Razer Onza Tournament Controller Review
Razer Onza Tournament Controller Review
For: Xbox 360
Written By: Dwayne “EvoKnight” Morash
The XBOX 360 has no shortage of third-party game controllers; and while several companies have released their own version of Microsoft’s Xbox 360 standard controller, very few have been able to replicate the look, feel, and quality of a traditional Xbox 360 controller.
Enter the Razer Onza; the latest in the well-rounded peripheral line up from the Razer. Over the years, Razer focused on creating quality PC-gaming assecories but decided to throw their hat into the console gaming arena with this tournament controller.
The Onza is a well-built and rugged wired controller. Right off the bat you will notice that the cable is approximately 24-feet long with a braided housing compared to the typical rubber sealed cables found in other controllers. This ensures that the cable won’t get accidentally eaten by small animals that may live in the same household.
As far as the layout and configuration goes, the Razer Onza sticks close to the standard Microsoft wired controller with a few additions and improvements. The left and right thumbsticks now have tension adjusters that allow gamers to literally “dial” down the thumbstick’s resistance level to suit their needs based on the games that they play. The thumbsticks themselves have notched dials attached the underside that make it quick and easy to adjust for resistance. This, combined with an in-game sensitivity slider offers gamers the ability to really personalize and fine-tune their experience.
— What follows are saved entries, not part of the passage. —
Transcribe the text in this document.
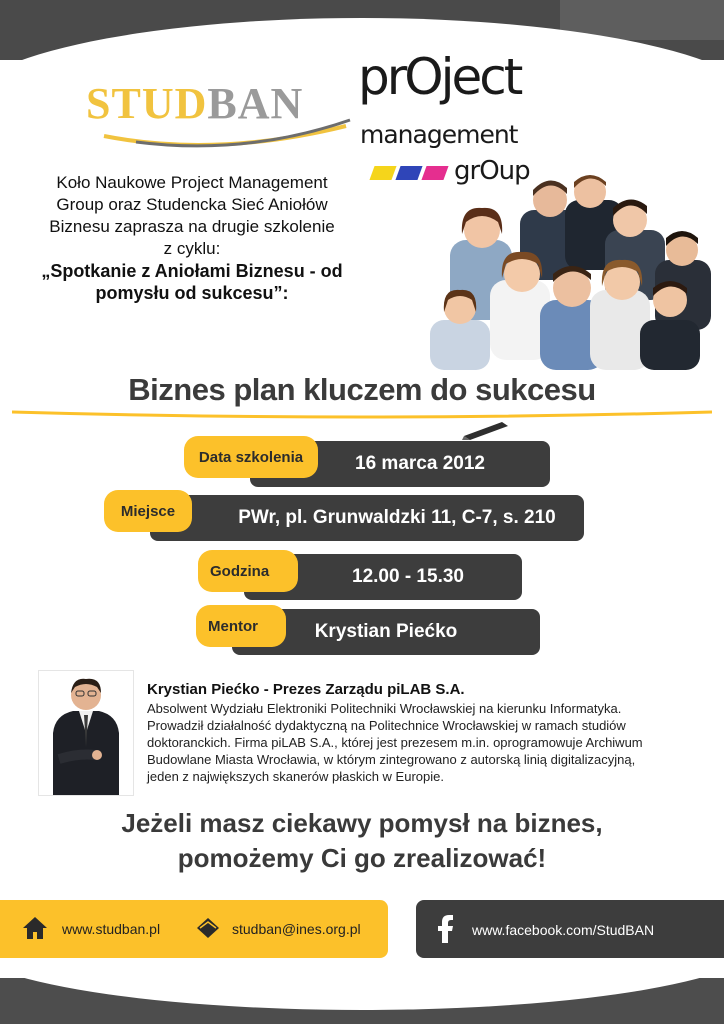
STUDBAN prOject
management
grOup
Koło Naukowe Project Management
Group oraz Studencka Sieć Aniołów
Biznesu zaprasza na drugie szkolenie
z cyklu:
„Spotkanie z Aniołami Biznesu - od
pomysłu od sukcesu”:
Biznes plan kluczem do sukcesu
16 marca 2012
Data szkolenia
PWr, pl. Grunwaldzki 11, C-7, s. 210
Miejsce
12.00 - 15.30
Godzina
Krystian Piećko
Mentor
Krystian Piećko - Prezes Zarządu piLAB S.A.
Absolwent Wydziału Elektroniki Politechniki Wrocławskiej na kierunku Informatyka.
Prowadził działalność dydaktyczną na Politechnice Wrocławskiej w ramach studiów
doktoranckich. Firma piLAB S.A., której jest prezesem m.in. oprogramowuje Archiwum
Budowlane Miasta Wrocławia, w którym zintegrowano z autorską linią digitalizacyjną,
jeden z największych skanerów płaskich w Europie.
Jeżeli masz ciekawy pomysł na biznes,
pomożemy Ci go zrealizować!
www.studban.pl	studban@ines.org.pl	www.facebook.com/StudBAN
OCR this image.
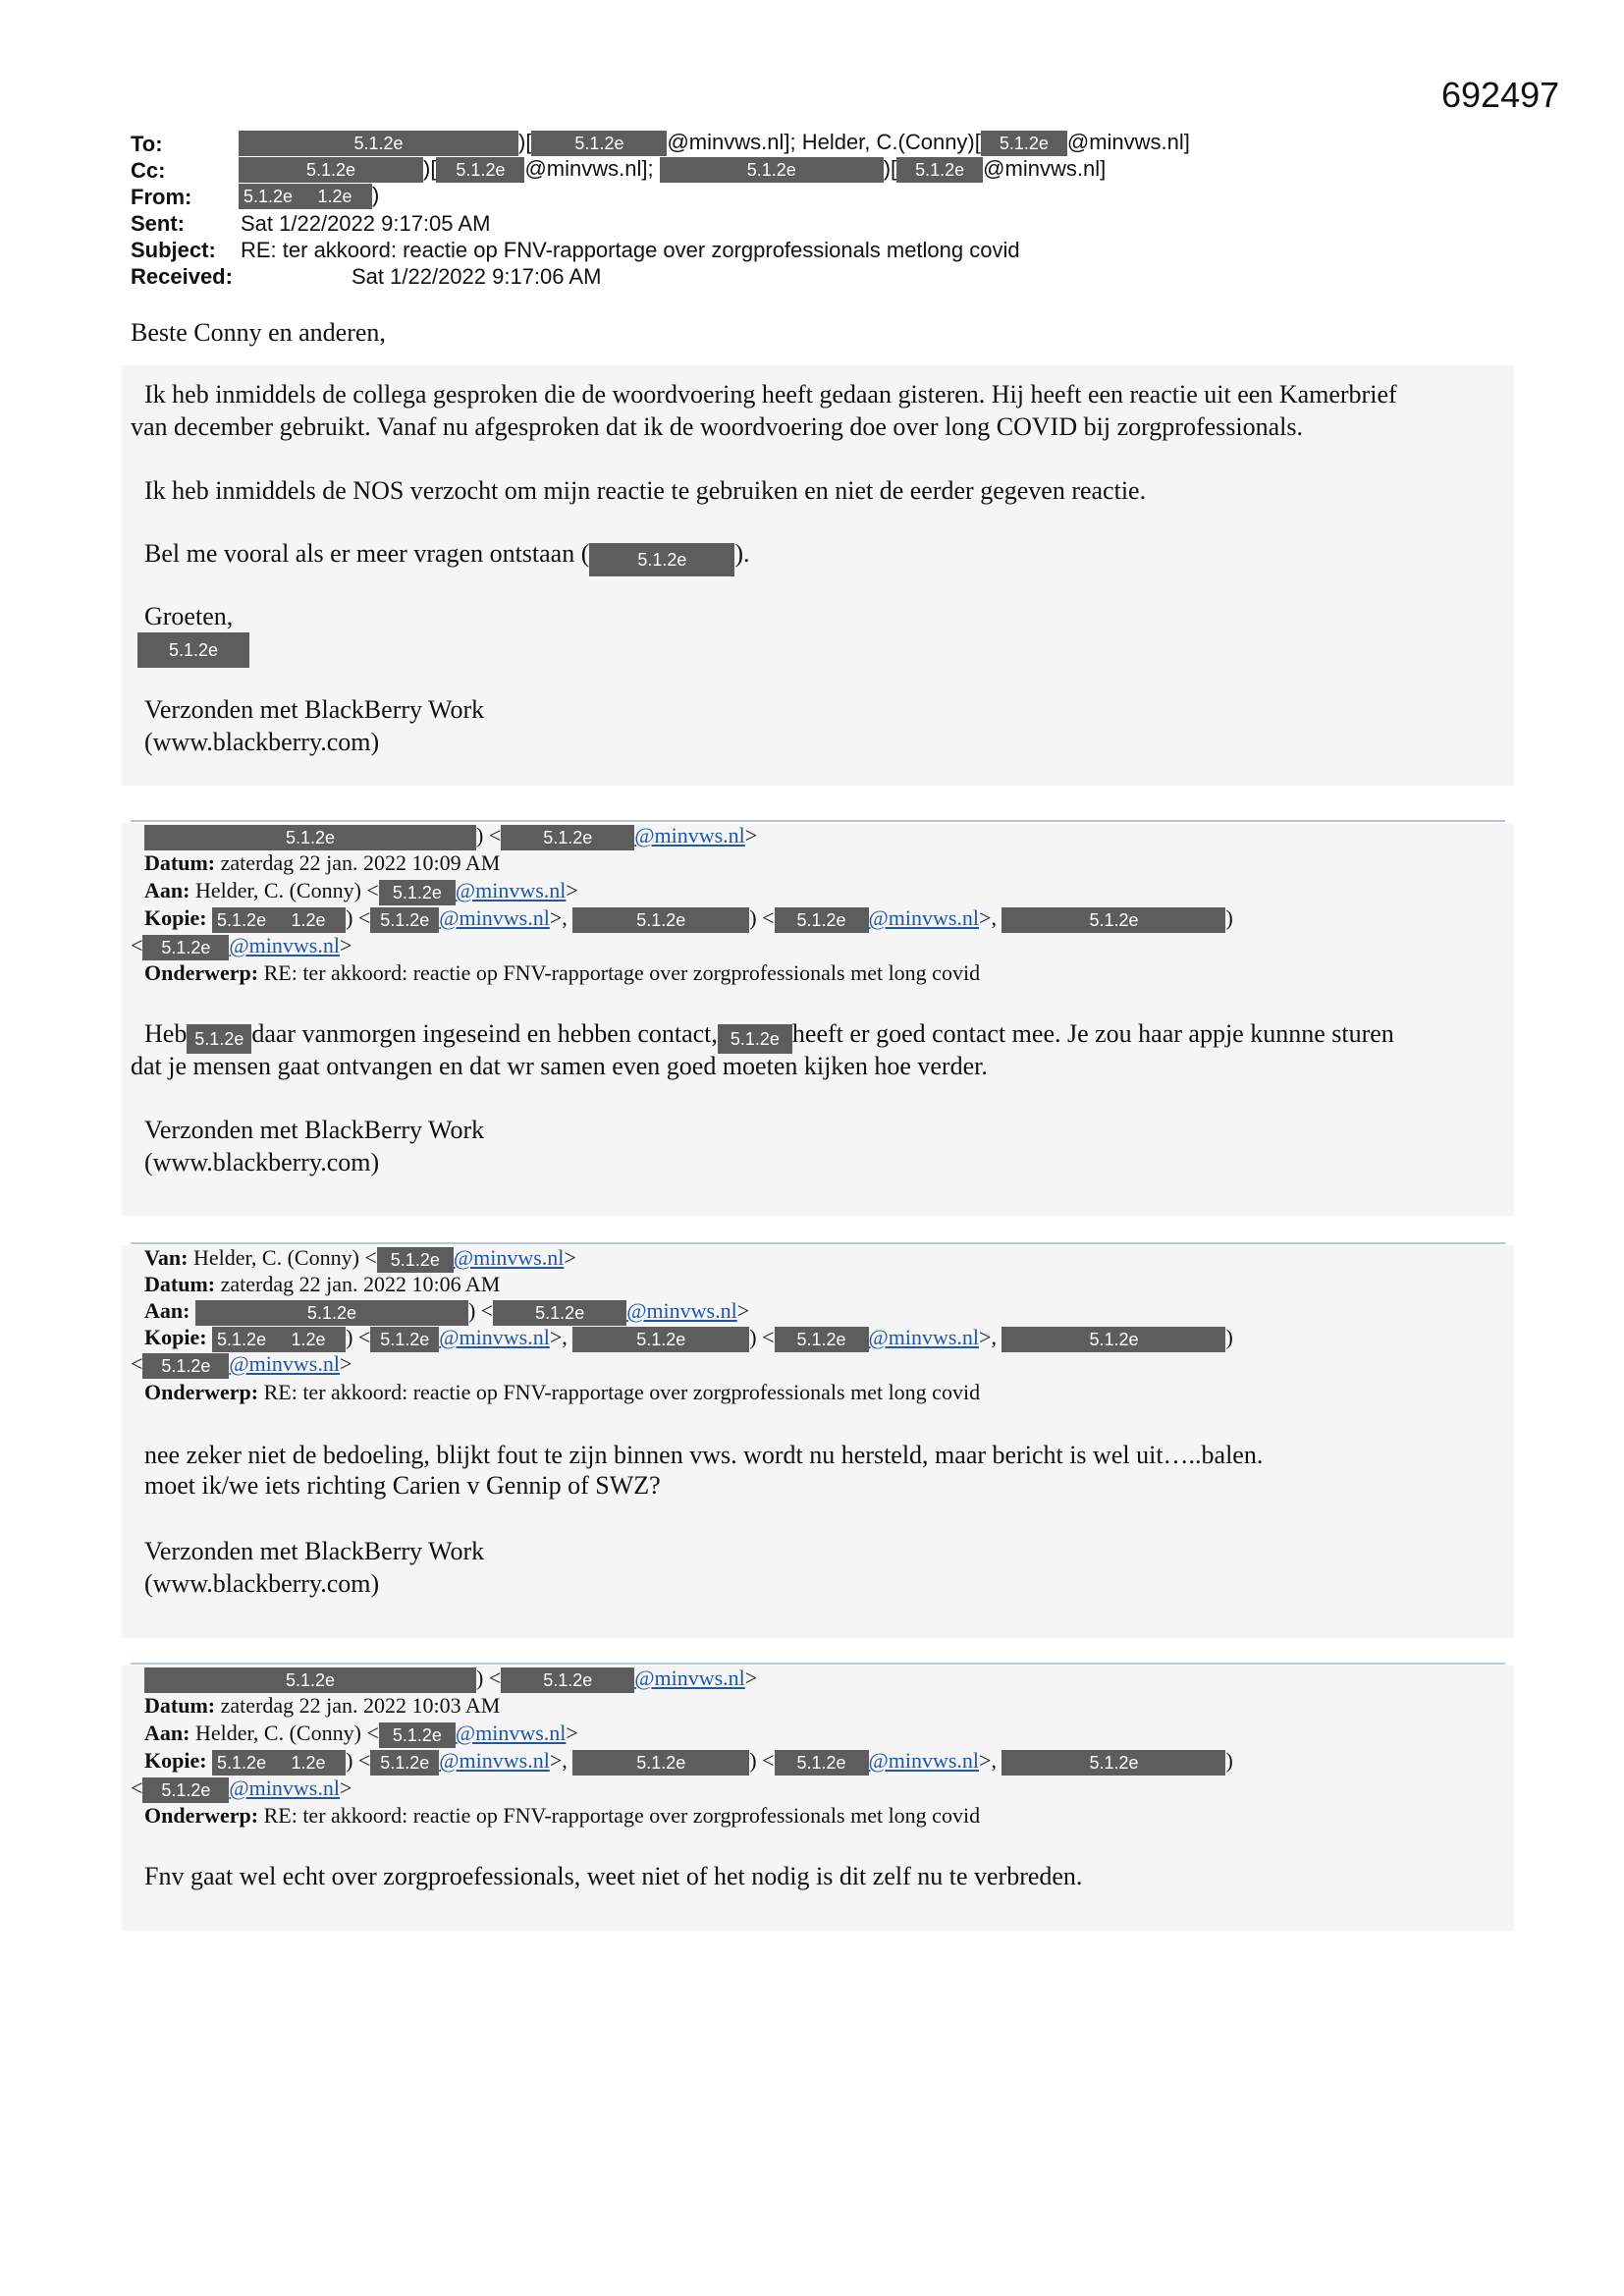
692497
To:	5.1.2e	)[ 5.1.2e @minvws.nl]; Helder, C.(Conny)[ 5.1.2e @minvws.nl]
Cc:	5.1.2e	)[ 5.1.2e @minvws.nl];	5.1.2e	)[ 5.1.2e @minvws.nl]
From:	5.1.2e 1.2e )
Sent:	Sat 1/22/2022 9:17:05 AM
Subject: RE: ter akkoord: reactie op FNV-rapportage over zorgprofessionals metlong covid
Received:	Sat 1/22/2022 9:17:06 AM
Beste Conny en anderen,
Ik heb inmiddels de collega gesproken die de woordvoering heeft gedaan gisteren. Hij heeft een reactie uit een Kamerbrief
van december gebruikt. Vanaf nu afgesproken dat ik de woordvoering doe over long COVID bij zorgprofessionals.
Ik heb inmiddels de NOS verzocht om mijn reactie te gebruiken en niet de eerder gegeven reactie.
Bel me vooral als er meer vragen ontstaan (	5.1.2e ).
Groeten,
5.1.2e
Verzonden met BlackBerry Work
(www.blackberry.com)
5.1.2e	) < 5.1.2e @minvws.nl>
Datum: zaterdag 22 jan. 2022 10:09 AM
Aan: Helder, C. (Conny) < 5.1.2e @minvws.nl>
Kopie: 5.1.2e 1.2e ) < 5.1.2e @minvws.nl>,	5.1.2e	) < 5.1.2e @minvws.nl>,	5.1.2e	)
< 5.1.2e @minvws.nl>
Onderwerp: RE: ter akkoord: reactie op FNV-rapportage over zorgprofessionals met long covid
Heb 5.1.2e daar vanmorgen ingeseind en hebben contact, 5.1.2e heeft er goed contact mee. Je zou haar appje kunnne sturen
dat je mensen gaat ontvangen en dat wr samen even goed moeten kijken hoe verder.
Verzonden met BlackBerry Work
(www.blackberry.com)
Van: Helder, C. (Conny) < 5.1.2e @minvws.nl>
Datum: zaterdag 22 jan. 2022 10:06 AM
Aan:	5.1.2e	) < 5.1.2e @minvws.nl>
Kopie: 5.1.2e 1.2e ) < 5.1.2e @minvws.nl>,	5.1.2e	) < 5.1.2e @minvws.nl>,	5.1.2e	)
< 5.1.2e @minvws.nl>
Onderwerp: RE: ter akkoord: reactie op FNV-rapportage over zorgprofessionals met long covid
nee zeker niet de bedoeling, blijkt fout te zijn binnen vws. wordt nu hersteld, maar bericht is wel uit…..balen.
moet ik/we iets richting Carien v Gennip of SWZ?
Verzonden met BlackBerry Work
(www.blackberry.com)
5.1.2e	) < 5.1.2e @minvws.nl>
Datum: zaterdag 22 jan. 2022 10:03 AM
Aan: Helder, C. (Conny) < 5.1.2e @minvws.nl>
Kopie: 5.1.2e 1.2e ) < 5.1.2e @minvws.nl>,	5.1.2e	) < 5.1.2e @minvws.nl>,	5.1.2e	)
< 5.1.2e @minvws.nl>
Onderwerp: RE: ter akkoord: reactie op FNV-rapportage over zorgprofessionals met long covid
Fnv gaat wel echt over zorgproefessionals, weet niet of het nodig is dit zelf nu te verbreden.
The Razer Onza comes equipped with an extra set of shoulder bumpers; these buttons can be programmed to function as a face button ( A,B,X,Y) in addition to the existing ones. If a game does not allow players to configure their bumpers to act as face buttons through the in-game menu, the Onza allows it though its programmable interface. The default setting of the extra bumpers is a double-up of the existing primary bumpers so players won’t have to worry about accidentally clicking the wrong bumper in the heat of combat.
The final and best reason to own this controller are the backlit “Hyper Response Action Buttons.” Put simply, these are the face buttons(A,B,X,Y) rebuilt in a far superior manner. These buttons now have a quicker response time and come close to being full touch with next to no travel distance. Players can lightly touch each button and it registers with the same response as any Microsoft Xbox 360 standard controller. Players may find that their first person shooter “skills” improving as they no longer have to worry about “sticky” buttons. The fact that these buttons are backlit and glow in a dark room is just icing on the cake.
Some negatives that affect initial usability of the controller are the rubber thumbsticks and the L and R triggers. The Thumbsticks do not have the traditional “nubbies” on them which helped with grip. Instead, the Onza has softer rubber thumbsticks. While this at first feels like an improvement, the downside is that eventually players may get a case of the dreaded “sweaty thumbs” which may result in a diminished grip. Occasionally wiping off the thumbsticks will help with this issue though.
The left and right triggers are also designed differently than the standard Microsoft Xbox360 standard controller. The Razer Onza’s triggers are more curved and have a longer arc to them. It will take some getting used to at first, but eventually players will be able to adapt to it. Gamers may find that their fingers slip off them every once in a while, but again that is most likely part of the “getting used-to it” phase.
Overall everything about the Onza comes together in a very nice package that is well worth the $49.95 price tag. I wish I could say that it is an easy choice over the standard Microsoft controller but you pretty much need to get your hands on one before you can make that call.